IMF asks Bank of England not to delay rate hike
The IMF has asked the Bank of England not to delay raising interest rates as it warns that demand is too strong in the UK economy and inflation will rise to around 5.5% in spring.
In its annual health check of the UK economy, the fund said that “monetary policy needs to withdraw the exceptional support provided for 2020-21”.
Two days ago BoE’s Meeting of the Monetary Policy Committee, they accused the rate-setters of allowing inflationary trends to take root in the UK economy by making excuses to do nothing at their regular meetings.
“It is important to avoid inaction bias, given the costs involved in containing second-round effects [of inflation], said the IMF.
While acknowledging that the BoE’s mandate was a difficult one, at the conclusion of their annual “Article IV” mandate to study the UK economy, IMF staffers hailed the recovery, but said the inflation trend will not disappear quickly.

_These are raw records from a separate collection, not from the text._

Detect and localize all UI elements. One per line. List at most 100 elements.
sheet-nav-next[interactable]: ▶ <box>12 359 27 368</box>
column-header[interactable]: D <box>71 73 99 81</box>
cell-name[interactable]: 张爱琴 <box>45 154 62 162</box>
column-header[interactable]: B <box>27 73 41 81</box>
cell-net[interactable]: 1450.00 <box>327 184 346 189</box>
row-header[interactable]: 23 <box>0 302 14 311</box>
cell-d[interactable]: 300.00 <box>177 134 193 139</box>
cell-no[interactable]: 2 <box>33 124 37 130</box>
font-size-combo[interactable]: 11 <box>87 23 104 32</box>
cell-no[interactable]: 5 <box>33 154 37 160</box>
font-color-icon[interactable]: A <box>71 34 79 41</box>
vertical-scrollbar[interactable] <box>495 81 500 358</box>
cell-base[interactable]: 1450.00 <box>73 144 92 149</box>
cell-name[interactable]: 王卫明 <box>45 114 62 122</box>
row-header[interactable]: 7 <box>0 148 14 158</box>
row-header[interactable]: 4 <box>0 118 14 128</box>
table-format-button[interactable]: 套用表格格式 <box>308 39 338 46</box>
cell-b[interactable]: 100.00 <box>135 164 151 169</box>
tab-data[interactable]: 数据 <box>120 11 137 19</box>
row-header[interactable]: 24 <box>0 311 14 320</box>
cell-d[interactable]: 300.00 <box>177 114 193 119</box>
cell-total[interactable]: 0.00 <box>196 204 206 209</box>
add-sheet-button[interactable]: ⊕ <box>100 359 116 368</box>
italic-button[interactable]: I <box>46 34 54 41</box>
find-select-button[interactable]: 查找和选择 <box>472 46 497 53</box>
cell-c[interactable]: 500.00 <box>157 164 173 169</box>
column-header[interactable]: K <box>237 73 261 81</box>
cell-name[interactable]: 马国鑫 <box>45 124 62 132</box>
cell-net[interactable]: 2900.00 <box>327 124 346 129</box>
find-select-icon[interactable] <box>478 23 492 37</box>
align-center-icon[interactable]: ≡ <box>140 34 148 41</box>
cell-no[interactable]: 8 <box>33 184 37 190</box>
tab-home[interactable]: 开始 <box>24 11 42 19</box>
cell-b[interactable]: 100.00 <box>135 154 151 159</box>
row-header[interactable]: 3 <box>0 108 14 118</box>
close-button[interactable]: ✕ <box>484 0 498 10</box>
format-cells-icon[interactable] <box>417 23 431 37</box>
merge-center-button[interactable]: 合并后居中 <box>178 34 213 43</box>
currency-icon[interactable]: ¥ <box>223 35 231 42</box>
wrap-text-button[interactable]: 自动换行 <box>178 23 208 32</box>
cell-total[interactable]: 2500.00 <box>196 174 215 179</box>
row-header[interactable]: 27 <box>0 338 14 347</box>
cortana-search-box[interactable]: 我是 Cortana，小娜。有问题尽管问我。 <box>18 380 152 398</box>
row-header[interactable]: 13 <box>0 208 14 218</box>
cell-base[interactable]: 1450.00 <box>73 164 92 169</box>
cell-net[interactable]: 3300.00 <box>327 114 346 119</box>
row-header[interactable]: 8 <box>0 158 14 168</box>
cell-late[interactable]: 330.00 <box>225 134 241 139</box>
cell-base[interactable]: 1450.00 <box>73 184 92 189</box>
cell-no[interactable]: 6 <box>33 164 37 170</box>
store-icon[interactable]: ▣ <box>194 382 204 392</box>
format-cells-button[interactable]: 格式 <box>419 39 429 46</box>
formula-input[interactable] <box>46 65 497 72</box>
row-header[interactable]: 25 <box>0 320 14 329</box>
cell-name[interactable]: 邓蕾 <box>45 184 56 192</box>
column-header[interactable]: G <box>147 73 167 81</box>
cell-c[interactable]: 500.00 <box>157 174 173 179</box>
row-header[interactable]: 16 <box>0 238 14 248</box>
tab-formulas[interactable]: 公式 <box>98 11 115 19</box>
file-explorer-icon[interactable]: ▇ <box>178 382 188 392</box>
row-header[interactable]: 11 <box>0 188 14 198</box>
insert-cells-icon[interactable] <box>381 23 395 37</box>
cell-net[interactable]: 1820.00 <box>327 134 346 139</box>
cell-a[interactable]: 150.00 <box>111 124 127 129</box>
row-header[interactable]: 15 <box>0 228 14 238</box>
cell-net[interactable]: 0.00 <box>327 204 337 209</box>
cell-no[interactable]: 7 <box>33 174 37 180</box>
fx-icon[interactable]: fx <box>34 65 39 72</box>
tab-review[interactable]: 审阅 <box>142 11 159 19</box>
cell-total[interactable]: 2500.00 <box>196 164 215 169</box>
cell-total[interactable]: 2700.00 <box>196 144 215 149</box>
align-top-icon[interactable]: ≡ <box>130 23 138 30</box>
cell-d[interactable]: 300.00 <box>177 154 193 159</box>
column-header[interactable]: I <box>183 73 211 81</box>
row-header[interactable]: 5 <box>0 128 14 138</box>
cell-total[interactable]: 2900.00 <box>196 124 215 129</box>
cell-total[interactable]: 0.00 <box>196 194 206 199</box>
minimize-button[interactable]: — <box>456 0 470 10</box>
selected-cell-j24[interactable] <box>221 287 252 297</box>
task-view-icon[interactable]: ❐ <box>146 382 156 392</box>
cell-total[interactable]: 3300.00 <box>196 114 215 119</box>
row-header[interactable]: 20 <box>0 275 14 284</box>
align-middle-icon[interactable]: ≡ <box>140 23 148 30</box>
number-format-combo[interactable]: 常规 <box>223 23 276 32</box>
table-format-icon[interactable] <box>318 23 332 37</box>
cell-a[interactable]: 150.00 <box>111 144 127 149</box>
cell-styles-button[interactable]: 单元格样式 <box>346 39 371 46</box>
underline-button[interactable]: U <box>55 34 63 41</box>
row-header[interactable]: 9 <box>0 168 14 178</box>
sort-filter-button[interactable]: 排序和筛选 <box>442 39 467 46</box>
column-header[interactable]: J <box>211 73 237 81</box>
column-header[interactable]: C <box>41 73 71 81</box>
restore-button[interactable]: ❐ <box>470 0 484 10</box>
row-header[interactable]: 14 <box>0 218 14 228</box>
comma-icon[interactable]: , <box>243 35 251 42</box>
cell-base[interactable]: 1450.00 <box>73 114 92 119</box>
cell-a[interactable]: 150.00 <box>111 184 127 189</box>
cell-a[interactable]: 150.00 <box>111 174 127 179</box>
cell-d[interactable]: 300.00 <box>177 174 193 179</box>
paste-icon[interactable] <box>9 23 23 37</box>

Inflation is forecast to only return to the BoE’s 2% target in early 2024, after which it has accelerated to “peak around 5.5% in spring 2022”.
The economy should stabilize with output about 2 to 2.5% lower than the path the fund thought was possible before the pandemic, worse than its estimate for other advanced economies.
Inflation would then decline with a combination of lower global energy prices, more efficient supply chains, and tighter control over consumer spending.
This will stem from higher interest rates and less Treasury spending in 2022-23, the IMF said, rather than having most of the post-coronavirus spending restrictions in place next year. It said the change would “help curb demand in the short term with the benefit of also reducing drag on growth.” [the medium term]”.
The Foundation acknowledges that the outlook is highly uncertain with the novel coronavirus variant Omicron spreading rapidly in the UK. It says the new restrictions will slow growth slightly over the winter.
With inflation at the forefront of policy concerns, it focuses on how the central bank should withdraw the support it has provided during the pandemic. This includes lowering interest rates to 0.1% and bringing the total amount generated to buy government bonds to £895 billion.
While the IMF says there is a delicate balance on the timing of monetary tightening needed between weakening confidence and letting inflation become even more persistent, the BoE should recognize that rate hikes are still will leave stimulus measures.
Not saying the BoE should act immediately, but it did tell monetary policymakers not to delay.
“The important thing to keep in mind are the initial steps [to raise interest rates] will still leave policy in place, that changes in policy can provide important signals to lower inflation expectations and that policy is best focused on a period of 12 to 24 months or more. away, when it has maximum impact (and this will be outside of Covid in the short-term -19 developments),” said the IMF report.